By 17 Sebastian Telfair had seen it all before.

He’d seen his brother, former Providence standout Jamel Thomas’ hoop dreams deflate like a true fiend’s weight back in 1999 when Thomas, who led the Big East in scoring his senior season, wasn’t picked up by an NBA squad.

By now we all know how Telfair’s story ended: 13th pick in the 2004 NBA Draft (Lottery status) and a $15 million endorsement deal with Adidas (family financial future cemented).

So what’s the purpose of director Jonathan Hock’s latest documentary “Through the Fire,” which chronicles Telfair’s last year at Brooklyn’s Abraham Lincoln High School before he became the first point guard ever to go from high school to the NBA?

The film, which premiered Sunday night on ESPN and dropped tuesday on DVD at stores nationwide is the story behind the glory.

“Through the Fire” focuses on the ever-illusive how, which is often more valuable than the what.

Bassy already had the name. He’s New York Knick’s starting point guard Stephon Marbury’s cousin.

But the boy who was crowned the prince of Coney Island almost since birth had to earn his fame. And that’s where this movie shines.

The movie begins with Telfair taking a walk through his Surfside Gardens housing project. He has been on the national radar since 13 and throughout the 102-minute flick he incessantly signs autographs and takes photos as if he’s already made it.

It’s that dichotomy that shaped Bassy’s world at the time. He had one foot in the game and one foot out.

In the city, he was a bona fide celebrity with folks like Jay-Z, Derek Jeter and Ahmad Rashad coming to his games.

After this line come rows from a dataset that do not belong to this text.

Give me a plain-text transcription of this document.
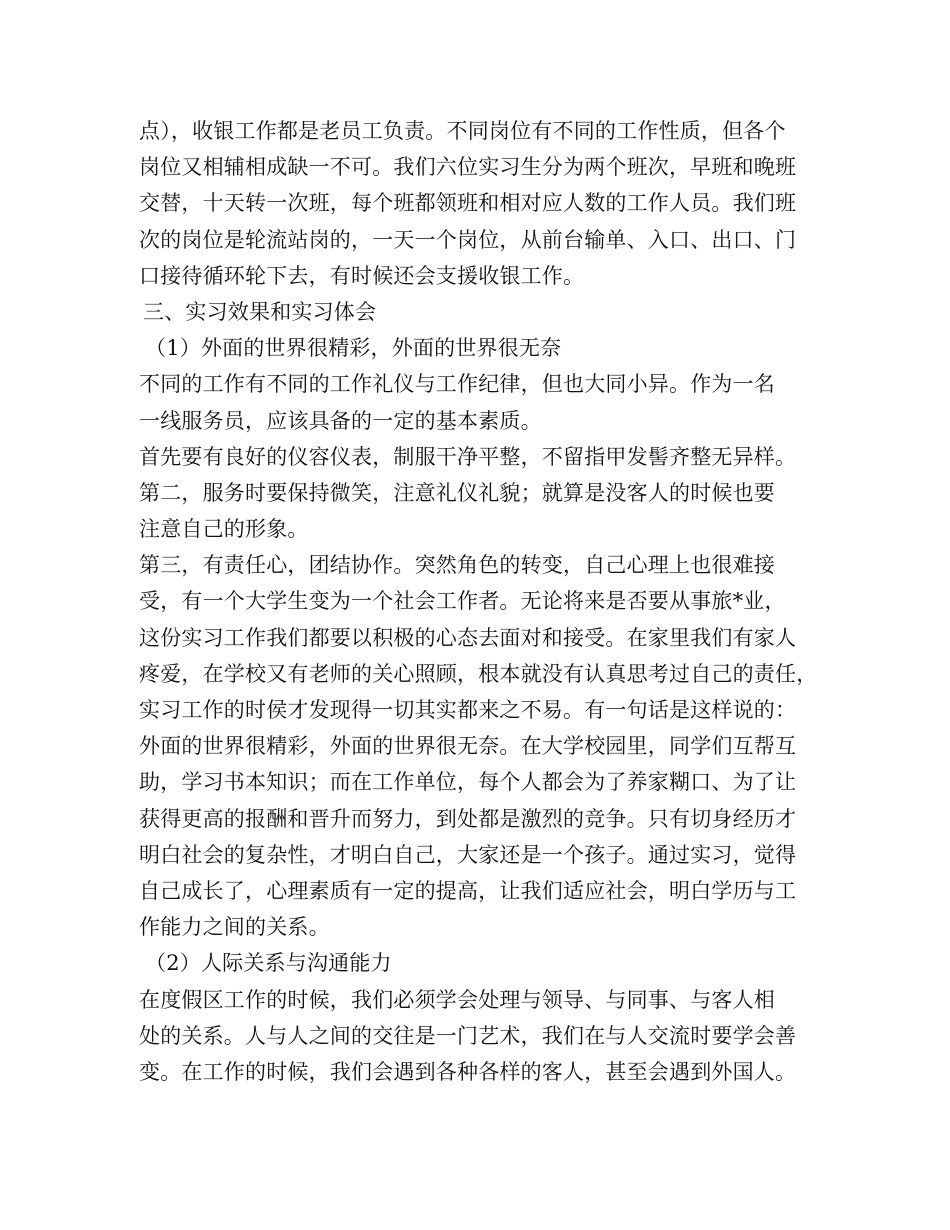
点），收银工作都是老员工负责。不同岗位有不同的工作性质，但各个
岗位又相辅相成缺一不可。我们六位实习生分为两个班次，早班和晚班
交替，十天转一次班，每个班都领班和相对应人数的工作人员。我们班
次的岗位是轮流站岗的，一天一个岗位，从前台输单、入口、出口、门
口接待循环轮下去，有时候还会支援收银工作。
三、实习效果和实习体会
（1）外面的世界很精彩，外面的世界很无奈
不同的工作有不同的工作礼仪与工作纪律，但也大同小异。作为一名
一线服务员，应该具备的一定的基本素质。
首先要有良好的仪容仪表，制服干净平整，不留指甲发髻齐整无异样。
第二，服务时要保持微笑，注意礼仪礼貌；就算是没客人的时候也要
注意自己的形象。
第三，有责任心，团结协作。突然角色的转变，自己心理上也很难接
受，有一个大学生变为一个社会工作者。无论将来是否要从事旅*业，
这份实习工作我们都要以积极的心态去面对和接受。在家里我们有家人
疼爱，在学校又有老师的关心照顾，根本就没有认真思考过自己的责任，
实习工作的时侯才发现得一切其实都来之不易。有一句话是这样说的：
外面的世界很精彩，外面的世界很无奈。在大学校园里，同学们互帮互
助，学习书本知识；而在工作单位，每个人都会为了养家糊口、为了让
获得更高的报酬和晋升而努力，到处都是激烈的竞争。只有切身经历才
明白社会的复杂性，才明白自己，大家还是一个孩子。通过实习，觉得
自己成长了，心理素质有一定的提高，让我们适应社会，明白学历与工
作能力之间的关系。
（2）人际关系与沟通能力
在度假区工作的时候，我们必须学会处理与领导、与同事、与客人相
处的关系。人与人之间的交往是一门艺术，我们在与人交流时要学会善
变。在工作的时候，我们会遇到各种各样的客人，甚至会遇到外国人。
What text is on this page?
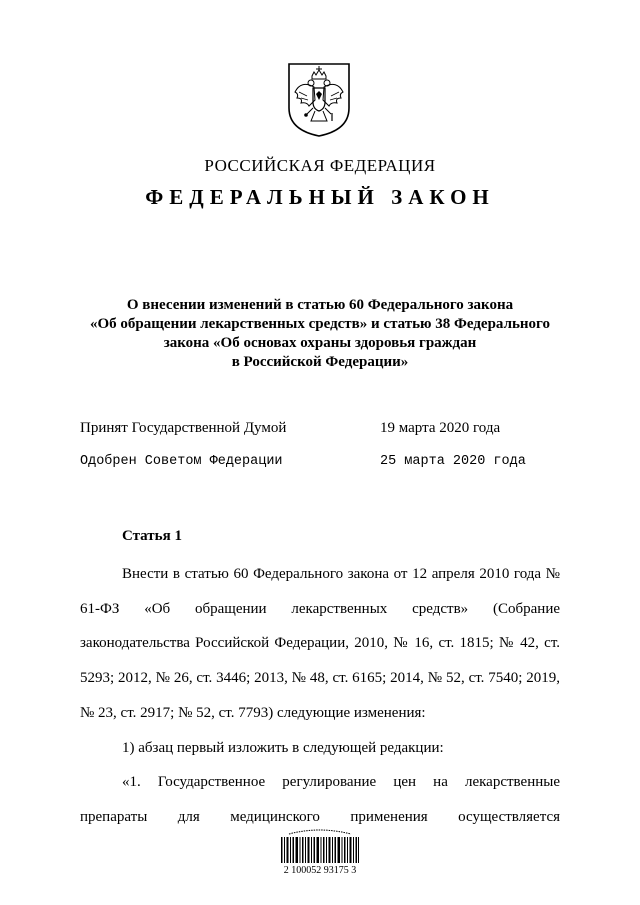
РОССИЙСКАЯ ФЕДЕРАЦИЯ
ФЕДЕРАЛЬНЫЙ ЗАКОН
О внесении изменений в статью 60 Федерального закона
«Об обращении лекарственных средств» и статью 38 Федерального
закона «Об основах охраны здоровья граждан
в Российской Федерации»
Принят Государственной Думой	19 марта 2020 года
Одобрен Советом Федерации	25 марта 2020 года
Статья 1

Внести в статью 60 Федерального закона от 12 апреля 2010 года № 61-ФЗ «Об обращении лекарственных средств» (Собрание законодательства Российской Федерации, 2010, № 16, ст. 1815; № 42, ст. 5293; 2012, № 26, ст. 3446; 2013, № 48, ст. 6165; 2014, № 52, ст. 7540; 2019, № 23, ст. 2917; № 52, ст. 7793) следующие изменения:

1) абзац первый изложить в следующей редакции:

«1. Государственное регулирование цен на лекарственные препараты для медицинского применения осуществляется

2 100052 93175 3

He had all the trappings of a superstar, but with an asterisk. On the surface he had already made it, free sneakers, fresh Rocafella link courtesy of Hova himself, and legions of adoring fans.

On the real, money was still a touch a way. He was still in the hood and still “broke” and whether or not he’d ever cash in on his potential all depended on his game.

Like his brother and assistant coach Daniel Turner said to Bassy before Lincoln won an unprecedented third straight Public School Athletic League championship in Madison Square Garden, “When the lights is on, it’s time to perform.”

And though it’s a movie about basketball and watching Bassy perform is captivating, there’s almost too much hoops in this documentary. It’s also supposed to be about life. And that’s where “Through the Fire” leaves a lot to be desired. There’s nary a scene in which young Telfair is in class or on his way to class, let alone studying or actually taking a test.

There are no interviews with any of his teammates, teachers or even his girl. Basically, this movie lets you know Sebastian Telfair worked damn hard to make it to the league. It’s a classic straight-from-the-hood-and-did-good tale. But by the film’s end, you don’t really know anything about Bassy that you couldn’t have figured out without watching the movie.

The film’s saving grace may be the unbreakable bond between him and his family, though they do make it seem like playing basketball is the only way for a young black male to become successful.

Bottom line, if you’re not a die-hard hoops fan, you may not want to check for this one. If you are, then you definitely want to cop that disc.